Many students who use the PSEL facility to research or study do not believe the closure will debilitate their work, as most of the resources are available electronically in Shields as well as the PSEL.

“It is marginally more convenient to go from the Engineering buildings to the PSEL, so I don’t think that going to Shields is really that much further,” said Frank Maker. “Most of the other students in my lab rarely use the library anyway since the vast majority of the information available in our field is online.”

Several librarians involved in the budget cutting decision, however, have expressed concern that the closure will not serve the interests of the students and researchers on campus, as the Carlson Health Sciences Library is located far from the science buildings on campus, next to the new football stadium.

“This is one of the worst decisions I have ever seen a library make,” said Axel Borg, librarian subject specialist and librarian of over 25 years. “Library administrators want people to use the Carlson Health Science Library because it’s not getting a lot of use. One of the ways you do this is by putting the books a lot of students use out there. But now they’re going to have to walk over a mile to do their research. The deans are not thinking about the students and that’s just wrong.”

Borg also felt that he and his fellow librarians were not consulted as thoroughly as they should have been in the decision of making cuts.

“Most of us were unaware of this decision until they announced it last week,” he said. “We had to hear it from other faculty. But we’re the ones who work with these books and with the students who work with these books. We have a better sense of how things work best and they ignored us.”

In response, acting co-university librarians Gail Yokote and Helen Henry admitted that although the staff deliberated quite intensively on how to manage the library’s 3.5 percent target budget cut, there was still a minority who disagreed with the closure.

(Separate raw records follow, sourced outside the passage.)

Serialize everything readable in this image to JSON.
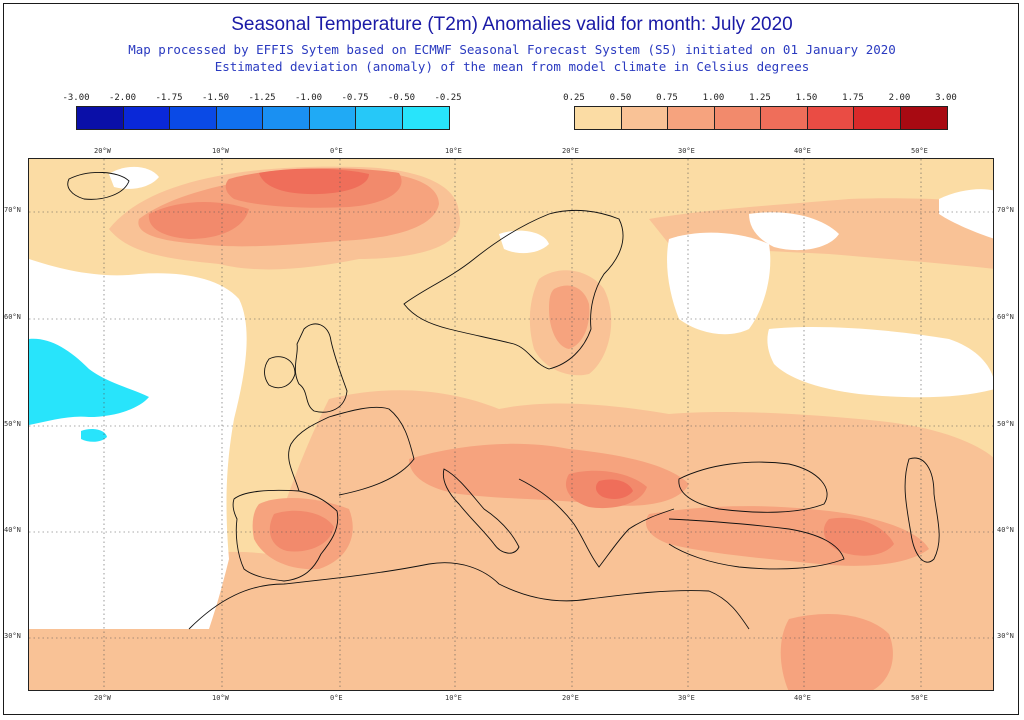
{
  "title": "Seasonal Temperature (T2m) Anomalies valid for month: July 2020",
  "subtitle1": "Map processed by EFFIS Sytem based on ECMWF Seasonal Forecast System (S5) initiated on 01 January 2020",
  "subtitle2": "Estimated deviation (anomaly) of the mean from model climate in Celsius degrees",
  "legend_negative": {
    "labels": [
      "-3.00",
      "-2.00",
      "-1.75",
      "-1.50",
      "-1.25",
      "-1.00",
      "-0.75",
      "-0.50",
      "-0.25"
    ],
    "colors": [
      "#0a0fa8",
      "#0a28d8",
      "#0a4ae6",
      "#1070ee",
      "#1a90f2",
      "#20aaf5",
      "#26c8f8",
      "#28e4fb"
    ]
  },
  "legend_positive": {
    "labels": [
      "0.25",
      "0.50",
      "0.75",
      "1.00",
      "1.25",
      "1.50",
      "1.75",
      "2.00",
      "3.00"
    ],
    "colors": [
      "#fbdca4",
      "#f9c296",
      "#f6a37e",
      "#f28a6c",
      "#ef6e5a",
      "#ea4c44",
      "#d9292a",
      "#a80a12"
    ]
  },
  "lon_labels": [
    "20°W",
    "10°W",
    "0°E",
    "10°E",
    "20°E",
    "30°E",
    "40°E",
    "50°E"
  ],
  "lat_labels": [
    "70°N",
    "60°N",
    "50°N",
    "40°N",
    "30°N"
  ],
  "colors": {
    "no_anomaly": "#ffffff",
    "level1": "#fbdca4",
    "level2": "#f9c296",
    "level3": "#f6a37e",
    "level4": "#f28a6c",
    "level5": "#ef6e5a",
    "cold1": "#28e4fb",
    "coast": "#111111",
    "grid": "#555555"
  }
}
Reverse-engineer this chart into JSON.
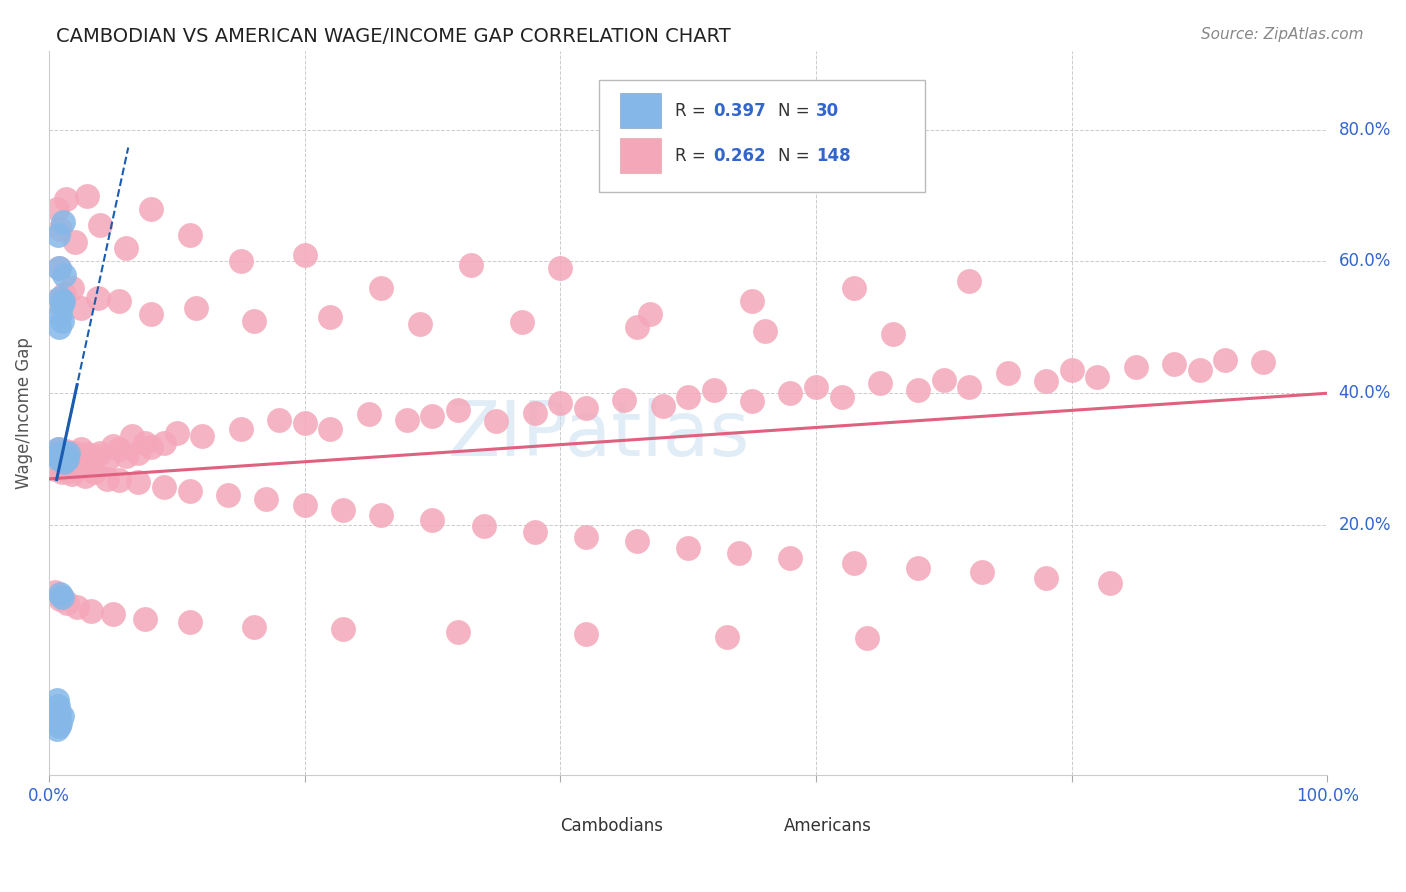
{
  "title": "CAMBODIAN VS AMERICAN WAGE/INCOME GAP CORRELATION CHART",
  "source": "Source: ZipAtlas.com",
  "ylabel": "Wage/Income Gap",
  "xlim": [
    0.0,
    1.0
  ],
  "ylim": [
    -0.18,
    0.92
  ],
  "cambodian_color": "#85b8e8",
  "american_color": "#f4a7b9",
  "cambodian_line_color": "#1a5cb0",
  "american_line_color": "#e06080",
  "background_color": "#ffffff",
  "watermark": "ZIPatlas",
  "legend_R_cambodian": "0.397",
  "legend_N_cambodian": "30",
  "legend_R_american": "0.262",
  "legend_N_american": "148",
  "cam_x": [
    0.006,
    0.007,
    0.008,
    0.009,
    0.01,
    0.011,
    0.012,
    0.013,
    0.014,
    0.015,
    0.007,
    0.008,
    0.009,
    0.01,
    0.011,
    0.012,
    0.008,
    0.009,
    0.01,
    0.011,
    0.006,
    0.007,
    0.008,
    0.009,
    0.01,
    0.006,
    0.007,
    0.008,
    0.009,
    0.01
  ],
  "cam_y": [
    0.305,
    0.315,
    0.3,
    0.31,
    0.298,
    0.308,
    0.295,
    0.305,
    0.3,
    0.31,
    0.64,
    0.59,
    0.545,
    0.535,
    0.66,
    0.58,
    0.5,
    0.52,
    0.51,
    0.54,
    -0.065,
    -0.075,
    -0.085,
    -0.1,
    -0.09,
    -0.11,
    -0.095,
    -0.105,
    0.095,
    0.09
  ],
  "am_x": [
    0.005,
    0.006,
    0.007,
    0.008,
    0.009,
    0.01,
    0.011,
    0.012,
    0.013,
    0.014,
    0.015,
    0.016,
    0.017,
    0.018,
    0.019,
    0.02,
    0.022,
    0.025,
    0.028,
    0.03,
    0.032,
    0.035,
    0.04,
    0.045,
    0.05,
    0.055,
    0.06,
    0.065,
    0.07,
    0.075,
    0.08,
    0.09,
    0.1,
    0.12,
    0.15,
    0.18,
    0.2,
    0.22,
    0.25,
    0.28,
    0.3,
    0.32,
    0.35,
    0.38,
    0.4,
    0.42,
    0.45,
    0.48,
    0.5,
    0.52,
    0.55,
    0.58,
    0.6,
    0.62,
    0.65,
    0.68,
    0.7,
    0.72,
    0.75,
    0.78,
    0.8,
    0.82,
    0.85,
    0.88,
    0.9,
    0.92,
    0.95,
    0.005,
    0.007,
    0.008,
    0.01,
    0.012,
    0.015,
    0.018,
    0.022,
    0.028,
    0.035,
    0.045,
    0.055,
    0.07,
    0.09,
    0.11,
    0.14,
    0.17,
    0.2,
    0.23,
    0.26,
    0.3,
    0.34,
    0.38,
    0.42,
    0.46,
    0.5,
    0.54,
    0.58,
    0.63,
    0.68,
    0.73,
    0.78,
    0.83,
    0.006,
    0.009,
    0.013,
    0.02,
    0.03,
    0.04,
    0.06,
    0.08,
    0.11,
    0.15,
    0.2,
    0.26,
    0.33,
    0.4,
    0.47,
    0.55,
    0.63,
    0.72,
    0.005,
    0.008,
    0.012,
    0.018,
    0.025,
    0.038,
    0.055,
    0.08,
    0.115,
    0.16,
    0.22,
    0.29,
    0.37,
    0.46,
    0.56,
    0.66,
    0.005,
    0.009,
    0.014,
    0.022,
    0.033,
    0.05,
    0.075,
    0.11,
    0.16,
    0.23,
    0.32,
    0.42,
    0.53,
    0.64
  ],
  "am_y": [
    0.305,
    0.31,
    0.298,
    0.315,
    0.302,
    0.308,
    0.298,
    0.305,
    0.312,
    0.299,
    0.305,
    0.295,
    0.308,
    0.302,
    0.295,
    0.31,
    0.305,
    0.315,
    0.298,
    0.308,
    0.295,
    0.305,
    0.31,
    0.298,
    0.32,
    0.315,
    0.305,
    0.335,
    0.31,
    0.325,
    0.318,
    0.325,
    0.34,
    0.335,
    0.345,
    0.36,
    0.355,
    0.345,
    0.368,
    0.36,
    0.365,
    0.375,
    0.358,
    0.37,
    0.385,
    0.378,
    0.39,
    0.38,
    0.395,
    0.405,
    0.388,
    0.4,
    0.41,
    0.395,
    0.415,
    0.405,
    0.42,
    0.41,
    0.43,
    0.418,
    0.435,
    0.425,
    0.44,
    0.445,
    0.435,
    0.45,
    0.448,
    0.285,
    0.29,
    0.285,
    0.28,
    0.288,
    0.282,
    0.278,
    0.285,
    0.275,
    0.28,
    0.27,
    0.268,
    0.265,
    0.258,
    0.252,
    0.245,
    0.24,
    0.23,
    0.222,
    0.215,
    0.208,
    0.198,
    0.19,
    0.182,
    0.175,
    0.165,
    0.158,
    0.15,
    0.142,
    0.135,
    0.128,
    0.12,
    0.112,
    0.68,
    0.65,
    0.695,
    0.63,
    0.7,
    0.655,
    0.62,
    0.68,
    0.64,
    0.6,
    0.61,
    0.56,
    0.595,
    0.59,
    0.52,
    0.54,
    0.56,
    0.57,
    0.54,
    0.59,
    0.55,
    0.56,
    0.53,
    0.545,
    0.54,
    0.52,
    0.53,
    0.51,
    0.515,
    0.505,
    0.508,
    0.5,
    0.495,
    0.49,
    0.098,
    0.088,
    0.082,
    0.075,
    0.07,
    0.065,
    0.058,
    0.052,
    0.045,
    0.042,
    0.038,
    0.035,
    0.03,
    0.028
  ]
}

“There’s probably a perception that we haven’t communicated with our librarians,” Henry said. “The important thing to do is to look at the big picture here, which is that this is a standard response to a budget cut.”

Henry and Yokote also expressed optimism in the PSEL closure in that vacating the current building, located between the physics and chemistry buildings, would free space for campus usage.

“One less building allows us to really garner our resources,” Henry said. “We have gathered to identify the specifics of this relocation and now we’re going to see what the ripple effect will be.” Planners have not yet decided what the empty building will be used for. Administrators will begin examining the space in the coming years as the current library books and staff move to the new locations.